Personal information
- Full name: Michael Gregg
- Nickname(s): Galloping Hat-Rack
- Position(s): Ruckman / Centre Half-Forward

Playing career
- Years: Club / Games (Goals)
- 1971–1978: Norwood / 161 (86)

Representative team honours
- Years: Team / Games (Goals)
- South Australia / 1 (0)

Career highlights
- SANFL Premiership player: 1975; * McCallum Medal: 1970 * Ardath Cup winner: 1977

= Michael Gregg (footballer) =

Michael Gregg is a former Australian rules footballer who played for the Norwood Football Club in the South Australian National Football League (SANFL) during the 1970s.

== Early life and career ==
Gregg started playing football at Norwood High School. In 1970, he received the McCallum Medal, an award given to the best and fairest player in the SANFL Colts competition, which is for players under 17.

== SANFL career ==
He made his senior debut for Norwood in 1971 and played primarily as a ruckman and centre half-forward. Over eight seasons, Gregg played 161 league matches and kicked 86 goals.
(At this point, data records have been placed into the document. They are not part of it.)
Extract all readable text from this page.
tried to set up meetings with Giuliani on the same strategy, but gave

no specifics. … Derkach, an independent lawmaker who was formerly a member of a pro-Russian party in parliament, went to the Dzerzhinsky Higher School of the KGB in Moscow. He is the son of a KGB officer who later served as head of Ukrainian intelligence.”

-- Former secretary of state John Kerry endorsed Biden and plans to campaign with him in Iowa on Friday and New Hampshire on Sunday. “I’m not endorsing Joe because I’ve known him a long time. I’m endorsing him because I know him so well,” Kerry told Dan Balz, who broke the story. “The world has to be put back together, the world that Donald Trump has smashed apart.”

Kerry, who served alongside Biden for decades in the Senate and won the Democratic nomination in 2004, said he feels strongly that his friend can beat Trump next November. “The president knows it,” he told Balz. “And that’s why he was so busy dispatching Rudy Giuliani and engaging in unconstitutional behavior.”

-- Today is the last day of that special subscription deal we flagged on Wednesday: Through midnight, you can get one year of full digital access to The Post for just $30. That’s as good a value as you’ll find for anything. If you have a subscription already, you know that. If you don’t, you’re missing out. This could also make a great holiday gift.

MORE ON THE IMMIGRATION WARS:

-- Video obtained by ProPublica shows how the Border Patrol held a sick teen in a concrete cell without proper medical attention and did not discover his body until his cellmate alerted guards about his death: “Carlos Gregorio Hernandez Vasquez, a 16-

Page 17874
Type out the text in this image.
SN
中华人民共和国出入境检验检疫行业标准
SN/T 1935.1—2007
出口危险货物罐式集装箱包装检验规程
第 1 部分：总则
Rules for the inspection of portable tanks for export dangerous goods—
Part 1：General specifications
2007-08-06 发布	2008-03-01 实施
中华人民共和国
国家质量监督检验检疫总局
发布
Gregg was known for his distinctive running style and earned the nickname "Galloping Hat-Rack" from media commentator Mick Clingly.

== Achievements ==
Gregg was part of Norwood's 1975 premiership team, contributing as a ruckman alongside Neil Button. He also represented South Australia in one interstate match and was part of the team that won the Ardath Cup in 1977.

== Legacy ==
After retiring, Gregg remained connected to the sport and is remembered for his consistent performances and role in Norwood's success during the 1970s.